Le potentiel révolutionnaire populaire en lutte depuis ces années jusqu’à nos jours ne parvient pas à s’autonomiser et se tirer d’une part de l’infiltration bourgeoise et d’autre part de l’opportunisme petit-bourgeois en bonne position dans les directions des partis politiques, organisations populaires, paysannes et même syndicales. Cela a donné lieu à une montée en puissance des tendances populistes et du réformisme libéral dans la vague récurrente des luttes menées par la population. Chaque fois triomphantes, ces luttes n’ont pourtant donné lieu qu’à de nouveaux compromis avec la bourgeoisie parasitaire, avec un recyclage des mêmes politiques réactionnaires, certaines fois médiocres et absurdes. Pourtant, jusqu’à maintenant ne s’est concrétisée aucune alternative révolutionnaire socialiste réelle et franche capable d’agir profondément sur l’état critique des conditions de vie des masses appauvries du pays.

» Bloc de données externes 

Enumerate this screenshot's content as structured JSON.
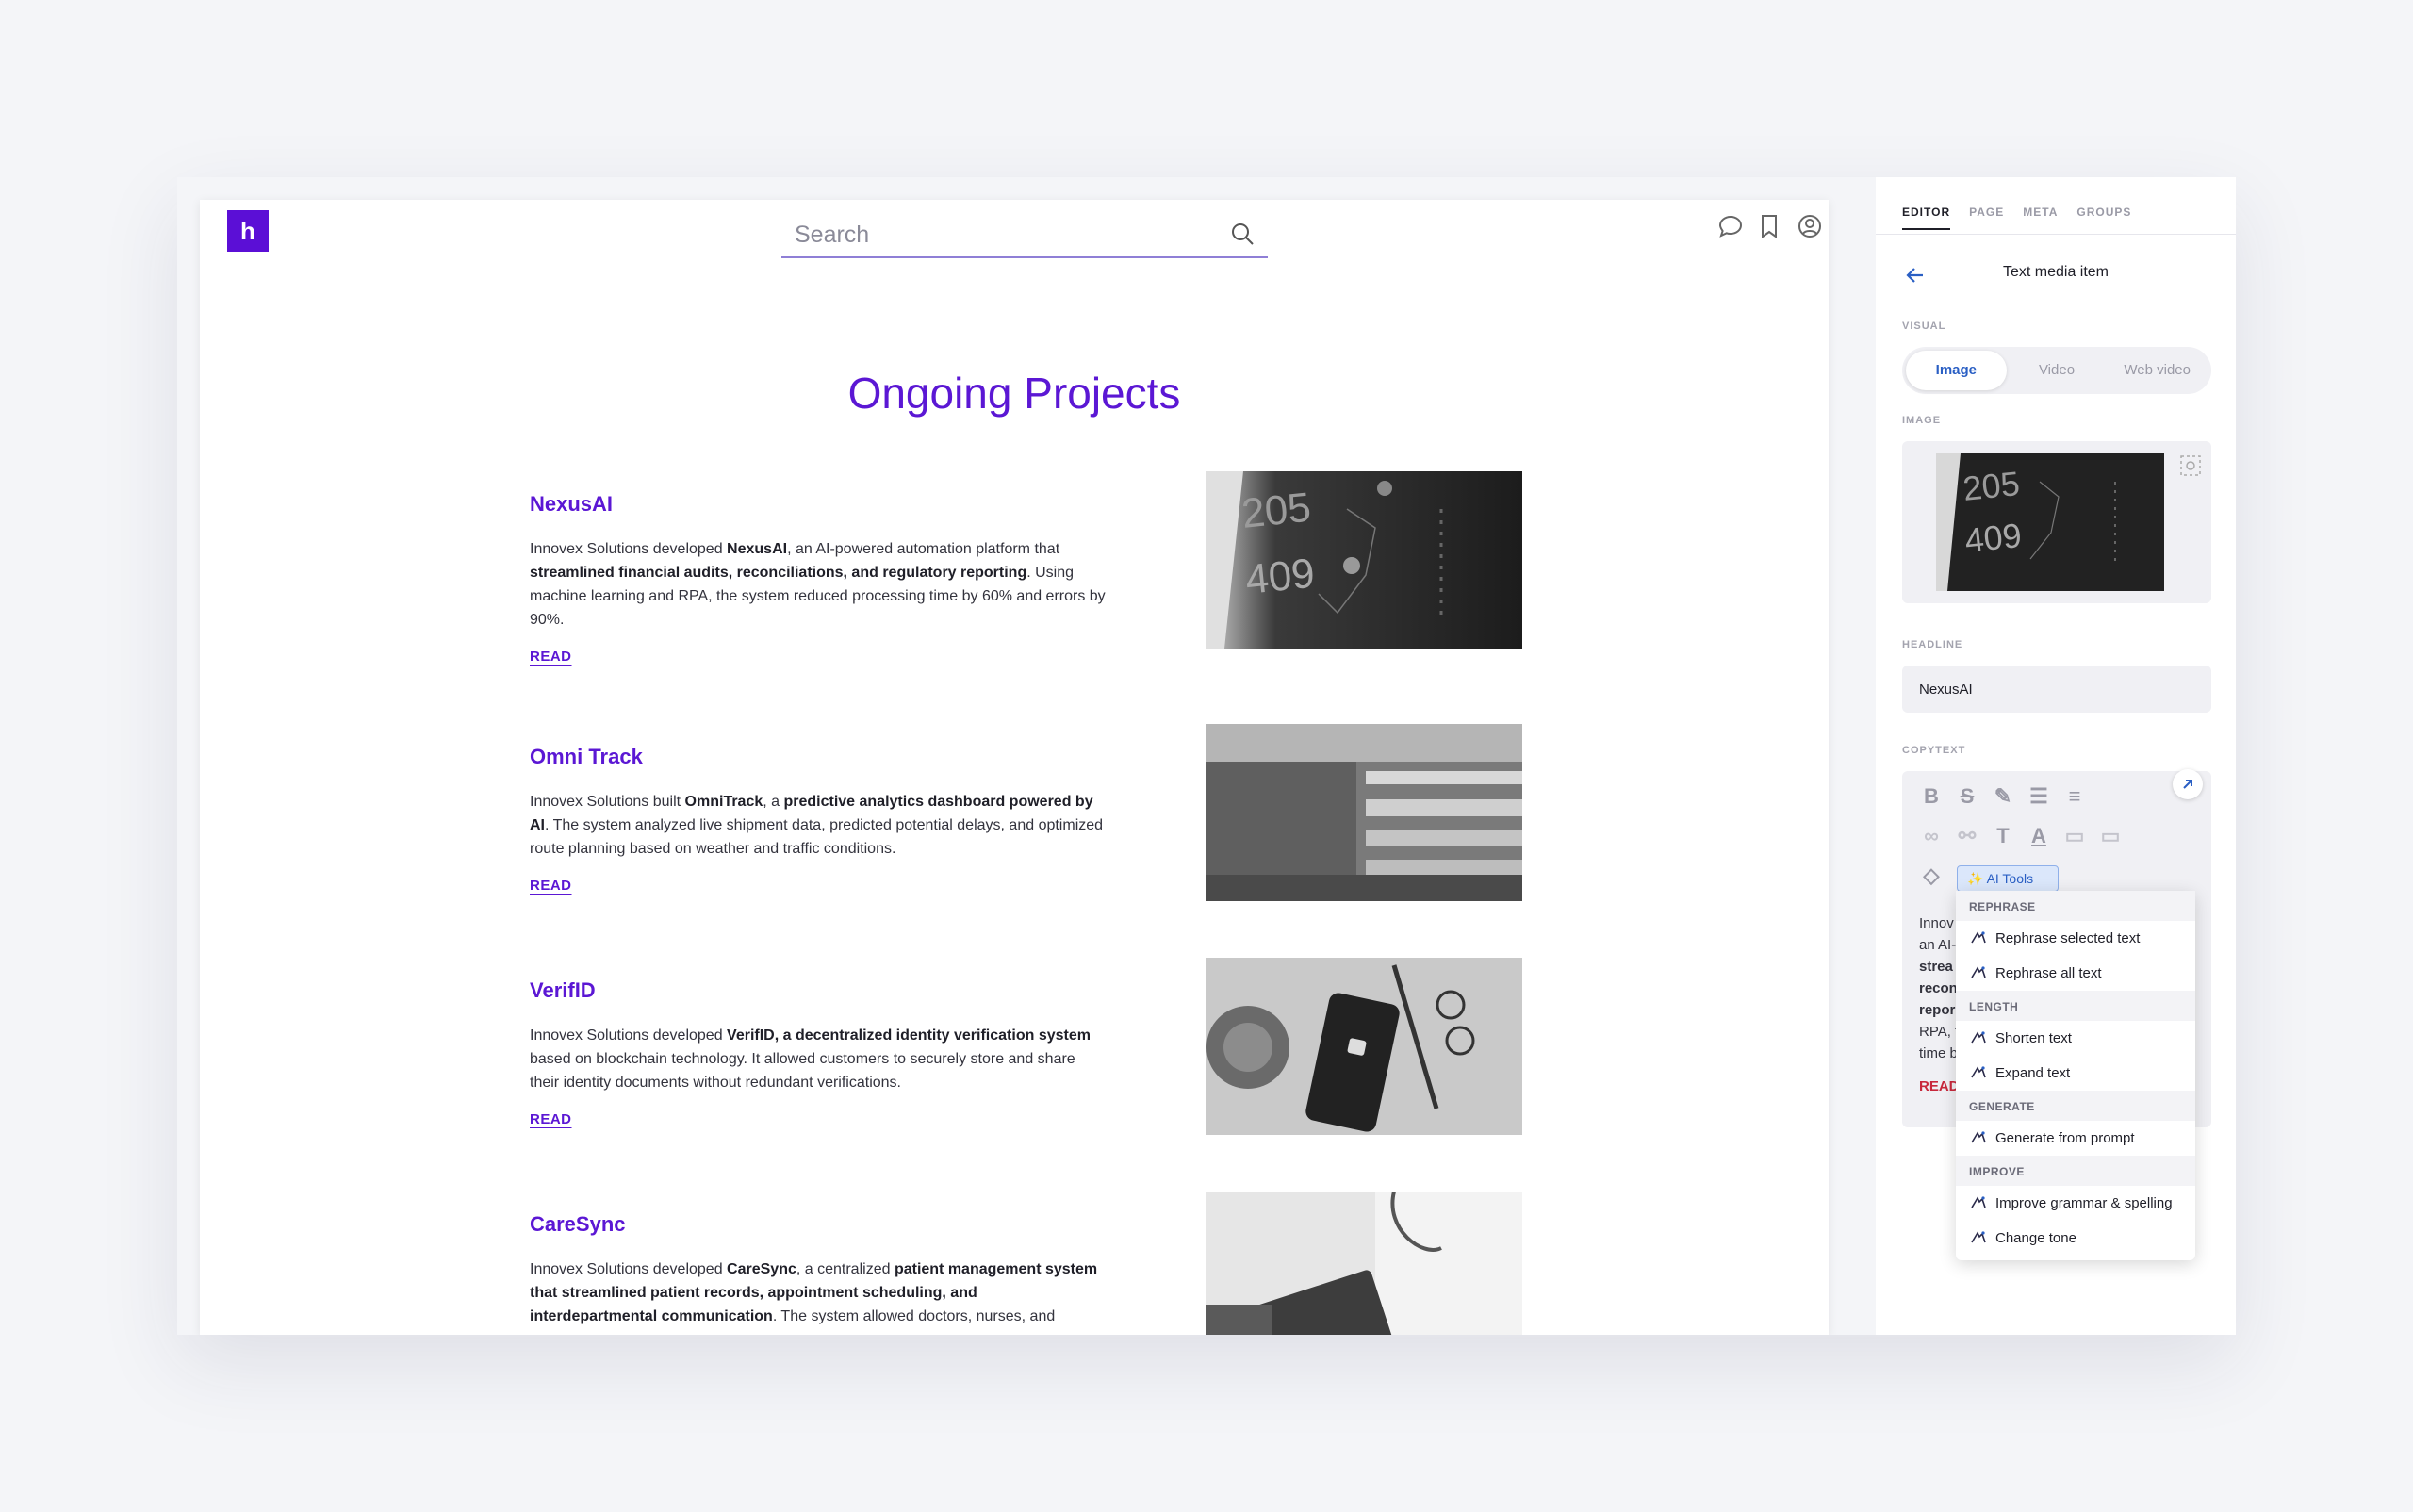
{
  "site": {
    "logo_letter": "h",
    "search_placeholder": "Search",
    "page_title": "Ongoing Projects",
    "read_label": "READ"
  },
  "projects": [
    {
      "title": "NexusAI",
      "text_parts": [
        {
          "t": "Innovex Solutions developed ",
          "b": false
        },
        {
          "t": "NexusAI",
          "b": true
        },
        {
          "t": ", an AI-powered automation platform that ",
          "b": false
        },
        {
          "t": "streamlined financial audits, reconciliations, and regulatory reporting",
          "b": true
        },
        {
          "t": ". Using machine learning and RPA, the system reduced processing time by 60% and errors by 90%.",
          "b": false
        }
      ]
    },
    {
      "title": "Omni Track",
      "text_parts": [
        {
          "t": "Innovex Solutions built ",
          "b": false
        },
        {
          "t": "OmniTrack",
          "b": true
        },
        {
          "t": ", a ",
          "b": false
        },
        {
          "t": "predictive analytics dashboard powered by AI",
          "b": true
        },
        {
          "t": ". The system analyzed live shipment data, predicted potential delays, and optimized route planning based on weather and traffic conditions.",
          "b": false
        }
      ]
    },
    {
      "title": "VerifID",
      "text_parts": [
        {
          "t": "Innovex Solutions developed ",
          "b": false
        },
        {
          "t": "VerifID, a decentralized identity verification system",
          "b": true
        },
        {
          "t": " based on blockchain technology. It allowed customers to securely store and share their identity documents without redundant verifications.",
          "b": false
        }
      ]
    },
    {
      "title": "CareSync",
      "text_parts": [
        {
          "t": "Innovex Solutions developed ",
          "b": false
        },
        {
          "t": "CareSync",
          "b": true
        },
        {
          "t": ", a centralized ",
          "b": false
        },
        {
          "t": "patient management system that streamlined patient records, appointment scheduling, and interdepartmental communication",
          "b": true
        },
        {
          "t": ". The system allowed doctors, nurses, and",
          "b": false
        }
      ]
    }
  ],
  "panel": {
    "tabs": [
      "EDITOR",
      "PAGE",
      "META",
      "GROUPS"
    ],
    "title": "Text media item",
    "visual_label": "VISUAL",
    "visual_options": [
      "Image",
      "Video",
      "Web video"
    ],
    "image_label": "IMAGE",
    "headline_label": "HEADLINE",
    "headline_value": "NexusAI",
    "copytext_label": "COPYTEXT",
    "ai_tools_label": "AI Tools",
    "body_lines": [
      "Innov",
      "an AI-",
      "strea",
      "recon",
      "repor",
      "RPA, t",
      "time b"
    ],
    "body_read": "READ"
  },
  "ai_menu": [
    {
      "section": "REPHRASE",
      "items": [
        {
          "label": "Rephrase selected text",
          "icon": "rephrase-selected-icon"
        },
        {
          "label": "Rephrase all text",
          "icon": "rephrase-all-icon"
        }
      ]
    },
    {
      "section": "LENGTH",
      "items": [
        {
          "label": "Shorten text",
          "icon": "shorten-icon"
        },
        {
          "label": "Expand text",
          "icon": "expand-text-icon"
        }
      ]
    },
    {
      "section": "GENERATE",
      "items": [
        {
          "label": "Generate from prompt",
          "icon": "generate-icon"
        }
      ]
    },
    {
      "section": "IMPROVE",
      "items": [
        {
          "label": "Improve grammar & spelling",
          "icon": "grammar-icon"
        },
        {
          "label": "Change tone",
          "icon": "tone-icon"
        }
      ]
    }
  ],
  "colors": {
    "accent": "#5b17d4",
    "link_blue": "#2a5fc4",
    "red": "#c8283c"
  }
}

Ainsi, dans la soi-disant gauche haïtienne se produit peu à peu une désagrégation, un divorce avec la ligne du socialisme prolétarien pour s’axer plutôt sur des bases du réformisme petit-bourgeois et d’un nationalisme vulgaire. Dans la tradition de gauche haïtienne a primé la culture élitiste et opportuniste des leaders des partis politiques, organisations paysannes, organisations populaires et étudiantes. Elle a encouragé l’activisme politique au lieu de construire l’action sur des bases organisationnelles fortes, avec une pratique de lutte soumise à une réelle rigueur et discipline révolutionnaire. Aujourd’hui cette gauche haïtienne est disséminée en plusieurs petites unités moléculaires éparses, vieillies dans l’isolement.
Actuellement, face aux puissantes attaques de la bourgeoisie et du pouvoir Jovenel contre la population, il est autant plus urgent que la gauche radicalement révolutionnaire se reconstitue plus organisationnellement, avant qu’elle soit capable d’accompagner la population dans la conquête de ses droits et l’accomplissement d’une transformation dans ses conditions de vie. Il faudrait renforcer une coalition forte entre les partis et organisations de la gauche révolutionnaire pour poursuivre des buts communs à travers des méthodes et stratégies coordonnées, dont l’un des plus nécessaires est la reconnexion des organisations révolutionnaires populaires, ouvrières, paysannes avec les masses, pour la conquête du pouvoir politique et la réalisation d’un programme prolétarien à la tête du pays.